Counting paths in convex polygons
Let’s count non-crossing paths through the all points of a convex polygon. There is a very simple formula for this, \(n2^{n-3}\) undirected paths through an \(n\)-gon, but why? Here’s a simple coloring-based argument that immediately gives this formula.
Choose a coloring for the points of the polygon, red and blue, and choose a starting point for the path. Build a path, starting from this point, by the following rule: if you are at a red point, go to the next available point clockwise, and if you are at a blue point, go to the next available point counterclockwise.
There are \(n2^n\) choices of starting point and coloring, but each path is counted eight times, because the colors of the last two points on the path don’t make a difference to where it goes, and because each path is also traced in the opposite direction using the other end as its starting point.
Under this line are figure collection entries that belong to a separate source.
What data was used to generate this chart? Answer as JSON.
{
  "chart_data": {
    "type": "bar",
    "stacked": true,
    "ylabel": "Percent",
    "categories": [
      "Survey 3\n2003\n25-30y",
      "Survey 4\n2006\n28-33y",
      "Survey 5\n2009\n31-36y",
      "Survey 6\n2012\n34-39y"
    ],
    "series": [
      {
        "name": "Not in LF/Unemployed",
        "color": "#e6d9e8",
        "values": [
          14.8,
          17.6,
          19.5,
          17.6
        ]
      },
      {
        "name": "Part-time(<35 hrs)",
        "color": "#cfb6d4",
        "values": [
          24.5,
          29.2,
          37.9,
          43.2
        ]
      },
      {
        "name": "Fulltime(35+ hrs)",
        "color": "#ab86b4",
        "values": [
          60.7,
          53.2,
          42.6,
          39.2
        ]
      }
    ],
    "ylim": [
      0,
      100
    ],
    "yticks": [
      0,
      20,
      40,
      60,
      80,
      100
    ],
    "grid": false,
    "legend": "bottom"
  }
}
Dividing \(n2^n\) by eight gives the formula.
This same idea also works to count non-crossing paths that are allowed to skip some of the points of the polygon. Now, color each point red, blue, or yellow. Use the same rule for building a path, but ignore the yellow points: start on a red or blue point, and when searching for an available point only go to another red or blue point.
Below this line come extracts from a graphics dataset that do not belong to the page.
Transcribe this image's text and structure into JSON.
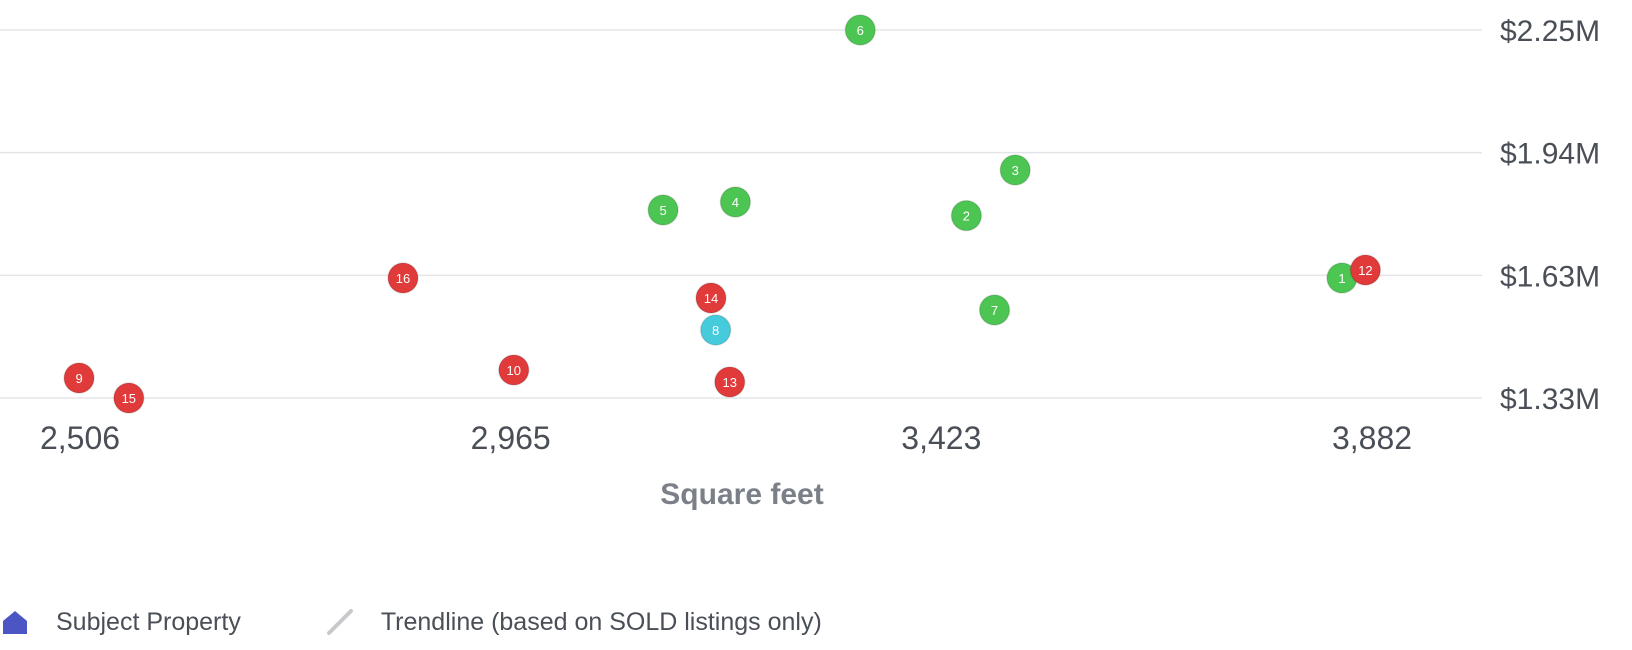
{
  "chart_data": {
    "type": "scatter",
    "xlabel": "Square feet",
    "x_ticks": [
      "2,506",
      "2,965",
      "3,423",
      "3,882"
    ],
    "y_ticks": [
      "$1.33M",
      "$1.63M",
      "$1.94M",
      "$2.25M"
    ],
    "xlim": [
      2506,
      3882
    ],
    "ylim": [
      1330000,
      2250000
    ],
    "grid": true,
    "colors": {
      "active": "#4cc552",
      "sold": "#e03a3a",
      "subject": "#45cbdc"
    },
    "points": [
      {
        "label": "1",
        "x": 3850,
        "y": 1630000,
        "status": "active"
      },
      {
        "label": "2",
        "x": 3450,
        "y": 1786000,
        "status": "active"
      },
      {
        "label": "3",
        "x": 3502,
        "y": 1900000,
        "status": "active"
      },
      {
        "label": "4",
        "x": 3204,
        "y": 1820000,
        "status": "active"
      },
      {
        "label": "5",
        "x": 3127,
        "y": 1800000,
        "status": "active"
      },
      {
        "label": "6",
        "x": 3337,
        "y": 2250000,
        "status": "active"
      },
      {
        "label": "7",
        "x": 3480,
        "y": 1550000,
        "status": "active"
      },
      {
        "label": "8",
        "x": 3183,
        "y": 1500000,
        "status": "subject"
      },
      {
        "label": "9",
        "x": 2505,
        "y": 1380000,
        "status": "sold"
      },
      {
        "label": "10",
        "x": 2968,
        "y": 1400000,
        "status": "sold"
      },
      {
        "label": "12",
        "x": 3875,
        "y": 1650000,
        "status": "sold"
      },
      {
        "label": "13",
        "x": 3198,
        "y": 1370000,
        "status": "sold"
      },
      {
        "label": "14",
        "x": 3178,
        "y": 1580000,
        "status": "sold"
      },
      {
        "label": "15",
        "x": 2558,
        "y": 1330000,
        "status": "sold"
      },
      {
        "label": "16",
        "x": 2850,
        "y": 1630000,
        "status": "sold"
      }
    ]
  },
  "legend": {
    "subject_label": "Subject Property",
    "trendline_label": "Trendline (based on SOLD listings only)"
  }
}
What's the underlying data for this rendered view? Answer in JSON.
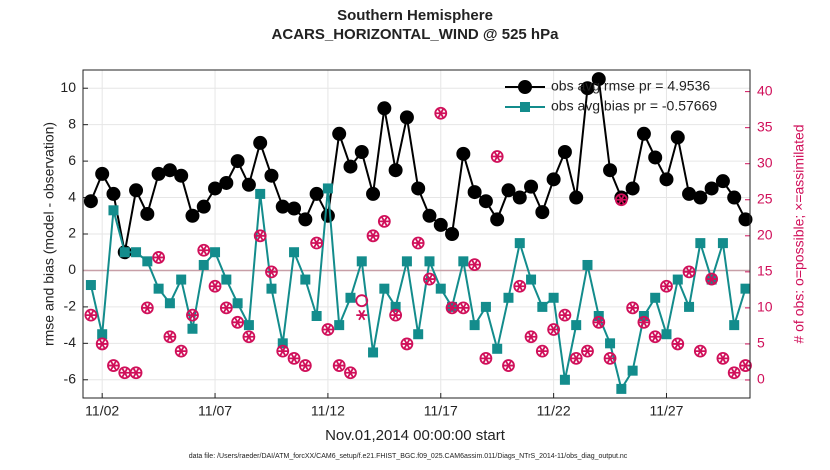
{
  "chart_data": {
    "type": "line",
    "title": "Southern Hemisphere",
    "subtitle": "ACARS_HORIZONTAL_WIND @ 525 hPa",
    "x_label": "Nov.01,2014 00:00:00 start",
    "y_label": "rmse and bias (model - observation)",
    "y2_label": "# of obs: o=possible; ×=assimilated",
    "footnote": "data file: /Users/raeder/DAI/ATM_forcXX/CAM6_setup/f.e21.FHIST_BGC.f09_025.CAM6assim.011/Diags_NTrS_2014-11/obs_diag_output.nc",
    "x": [
      0.5,
      1,
      1.5,
      2,
      2.5,
      3,
      3.5,
      4,
      4.5,
      5,
      5.5,
      6,
      6.5,
      7,
      7.5,
      8,
      8.5,
      9,
      9.5,
      10,
      10.5,
      11,
      11.5,
      12,
      12.5,
      13,
      13.5,
      14,
      14.5,
      15,
      15.5,
      16,
      16.5,
      17,
      17.5,
      18,
      18.5,
      19,
      19.5,
      20,
      20.5,
      21,
      21.5,
      22,
      22.5,
      23,
      23.5,
      24,
      24.5,
      25,
      25.5,
      26,
      26.5,
      27,
      27.5,
      28,
      28.5,
      29,
      29.5
    ],
    "xlim": [
      0.15,
      29.7
    ],
    "xticks": [
      {
        "value": 1,
        "label": "11/02"
      },
      {
        "value": 6,
        "label": "11/07"
      },
      {
        "value": 11,
        "label": "11/12"
      },
      {
        "value": 16,
        "label": "11/17"
      },
      {
        "value": 21,
        "label": "11/22"
      },
      {
        "value": 26,
        "label": "11/27"
      }
    ],
    "ylim": [
      -7,
      11
    ],
    "yticks": [
      -6,
      -4,
      -2,
      0,
      2,
      4,
      6,
      8,
      10
    ],
    "y2lim": [
      -2.5,
      43
    ],
    "y2ticks": [
      0,
      5,
      10,
      15,
      20,
      25,
      30,
      35,
      40
    ],
    "y2_color": "#d0105a",
    "grid": true,
    "legend": "northeast",
    "series": [
      {
        "name": "obs avg rmse pr = 4.9536",
        "color": "#000000",
        "marker": "circle",
        "line": true,
        "values": [
          3.8,
          5.3,
          4.2,
          1.0,
          4.4,
          3.1,
          5.3,
          5.5,
          5.2,
          3.0,
          3.5,
          4.5,
          4.8,
          6.0,
          4.7,
          7.0,
          5.2,
          3.5,
          3.4,
          2.8,
          4.2,
          3.0,
          7.5,
          5.7,
          6.5,
          4.2,
          8.9,
          5.5,
          8.4,
          4.5,
          3.0,
          2.5,
          2.0,
          6.4,
          4.3,
          3.8,
          2.8,
          4.4,
          4.0,
          4.6,
          3.2,
          5.0,
          6.5,
          4.0,
          10.0,
          10.5,
          5.5,
          4.0,
          4.5,
          7.5,
          6.2,
          5.0,
          7.3,
          4.2,
          4.0,
          4.5,
          4.9,
          4.0,
          2.8
        ]
      },
      {
        "name": "obs avg bias pr = -0.57669",
        "color": "#138c8c",
        "marker": "square",
        "line": true,
        "values": [
          -0.8,
          -3.5,
          3.3,
          1.0,
          1.0,
          0.5,
          -1.0,
          -1.8,
          -0.5,
          -3.2,
          0.3,
          1.0,
          -0.5,
          -1.8,
          -3.0,
          4.2,
          -1.0,
          -4.0,
          1.0,
          -0.5,
          -2.5,
          4.5,
          -3.0,
          -1.5,
          0.5,
          -4.5,
          -1.0,
          -2.0,
          0.5,
          -3.5,
          0.5,
          -1.0,
          -2.0,
          0.5,
          -3.0,
          -2.0,
          -4.3,
          -1.5,
          1.5,
          -0.5,
          -2.0,
          -1.5,
          -6.0,
          -3.0,
          0.3,
          -2.5,
          -4.0,
          -6.5,
          -5.5,
          -2.5,
          -1.5,
          -3.5,
          -0.5,
          -2.0,
          1.5,
          -0.5,
          1.5,
          -3.0,
          -1.0
        ]
      },
      {
        "color": "#d0105a",
        "marker": "open-circle",
        "line": false,
        "axis": "y2",
        "values": [
          9,
          5,
          2,
          1,
          1,
          10,
          17,
          6,
          4,
          9,
          18,
          13,
          10,
          8,
          6,
          20,
          15,
          4,
          3,
          2,
          19,
          7,
          2,
          1,
          11,
          20,
          22,
          9,
          5,
          19,
          14,
          37,
          10,
          10,
          16,
          3,
          31,
          2,
          13,
          6,
          4,
          7,
          9,
          3,
          4,
          8,
          3,
          25,
          10,
          8,
          6,
          13,
          5,
          15,
          4,
          14,
          3,
          1,
          2
        ]
      },
      {
        "color": "#d0105a",
        "marker": "asterisk",
        "line": false,
        "axis": "y2",
        "values": [
          9,
          5,
          2,
          1,
          1,
          10,
          17,
          6,
          4,
          9,
          18,
          13,
          10,
          8,
          6,
          20,
          15,
          4,
          3,
          2,
          19,
          7,
          2,
          1,
          9,
          20,
          22,
          9,
          5,
          19,
          14,
          37,
          10,
          10,
          16,
          3,
          31,
          2,
          13,
          6,
          4,
          7,
          9,
          3,
          4,
          8,
          3,
          25,
          10,
          8,
          6,
          13,
          5,
          15,
          4,
          14,
          3,
          1,
          2
        ]
      }
    ]
  }
}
There are \(3^n\) choices of coloring. They have different numbers of choices of starting point, but by cyclically permuting the colors you can group them into \(3^{n-1}\) triples of colorings that together have exactly \(2n\) available (non-yellow) starting points. Each path is counted eight times just like before, so this argument would seem to give the formula \(2n\cdot 3^{n-1} / 8\) for the number of paths. But it’s not quite right. For one thing, it’s not even an integer.
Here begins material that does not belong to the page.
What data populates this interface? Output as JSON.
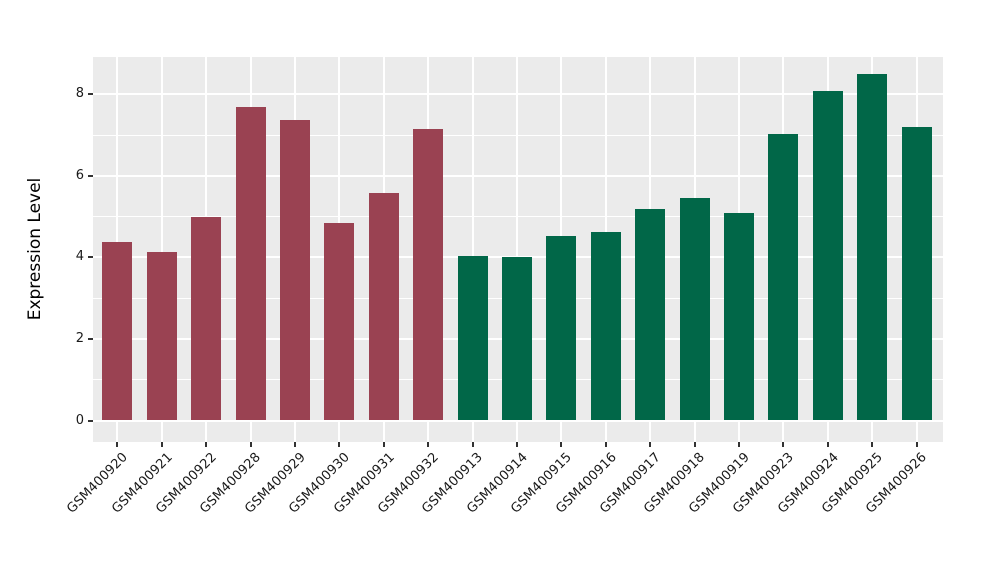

The problem is, what happens when you color all but one of the points yellow, and that one remaining point red or blue? You get a sequence of one point only: does that count as a path? If we count these as length-zero paths (as I would prefer), then they are undercounted, because they do not have two ends, and they only have one point whose coloring (red or blue) is irrelevant, rather than the usual two points. When we divide by eight we make their contribution too small. If we don’t count them (as OEIS tells me was the definition used in a 2020 Bulgarian mathematics contest) then they are overcounted, because they contribute to the formula and shouldn’t.
Adjusting for these one-point paths gives two alternative formulas:
\[\frac{n}{4}(3^{n-1}+3)\]if we are counting one-point zero-length paths, or
\[\frac{n}{4}(3^{n-1}-1),\]the formula from OEIS, if we are not counting them.